Il regolamento comunale “per la prevenzione e il contrasto delle patologie e delle problematiche legate al gioco d’azzardo lecito” è arrivato a Latina solamente nel 2017. A sbloccare lo stallo sul tema – e ad impegnare la giunta Coletta a portare in aula un atto che imponesse finalmente dei paletti – è stata una mozione presentata da Nicoletta Zuliani, consigliera in quota Pd, all’apposizione da due consiliariature. Da anni l’esponente dem, membro del Comitato Pd “No Slot”, si batte a suon di mozioni e interrogazioni sul gioco d’azzardo patologico. “Il regolamento comunale – spiega a Il Caffè – non ha valore retroattivo, e pertanto non può agire su concessioni già rilasciate”. Come muoversi, dunque, sul fronte delle autorizzazioni già firmate e che non rispettano i vincoli imposti dal regolamento? “Far valere le nuove prescrizioni in forma retroattiva certante esporrebbe il Comune a diversi contenziosi.
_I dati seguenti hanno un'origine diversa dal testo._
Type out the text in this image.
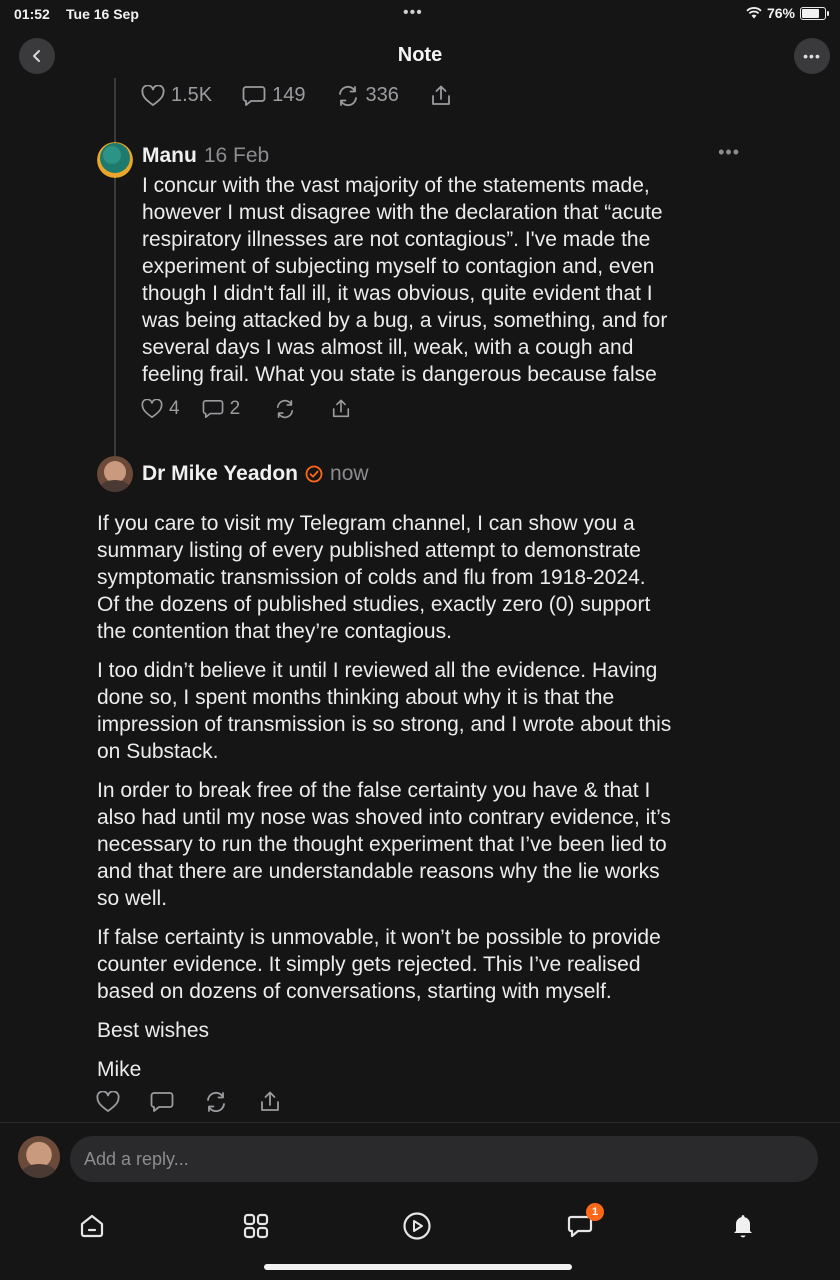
01:52 Tue 16 Sep	•••	76%
Note	•••
1.5K	149	336
Manu 16 Feb	•••
I concur with the vast majority of the statements made,
however I must disagree with the declaration that “acute
respiratory illnesses are not contagious”. I've made the
experiment of subjecting myself to contagion and, even
though I didn't fall ill, it was obvious, quite evident that I
was being attacked by a bug, a virus, something, and for
several days I was almost ill, weak, with a cough and
feeling frail. What you state is dangerous because false
4	2
Dr Mike Yeadon now

If you care to visit my Telegram channel, I can show you a
summary listing of every published attempt to demonstrate
symptomatic transmission of colds and flu from 1918-2024.
Of the dozens of published studies, exactly zero (0) support
the contention that they’re contagious.

I too didn’t believe it until I reviewed all the evidence. Having
done so, I spent months thinking about why it is that the
impression of transmission is so strong, and I wrote about this
on Substack.

In order to break free of the false certainty you have & that I
also had until my nose was shoved into contrary evidence, it’s
necessary to run the thought experiment that I’ve been lied to
and that there are understandable reasons why the lie works
so well.

If false certainty is unmovable, it won’t be possible to provide
counter evidence. It simply gets rejected. This I’ve realised
based on dozens of conversations, starting with myself.

Best wishes

Mike

Add a reply...
1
Si può dunque agire sull’incentivazione, proponendo sgravi fiscali a chi decide di non installare o di rimuovere apparecchi nel proprio locale, disposizione prevista tra l’altro nella relativa legge regionale. Oppure si può imporre un limite temporale alle concessioni. Entrambe le opzioni non sono previste dal regolamento. Mettere nero su bianco dei paletti in termini di distanza da luoghi sensibili è stato certamente un primo passo nell’operazione di contrasto al gioco d’azzardo nel nostro comune, ma servirebbe un po’ di coraggio in più da parte dell’amministrazione comunale”.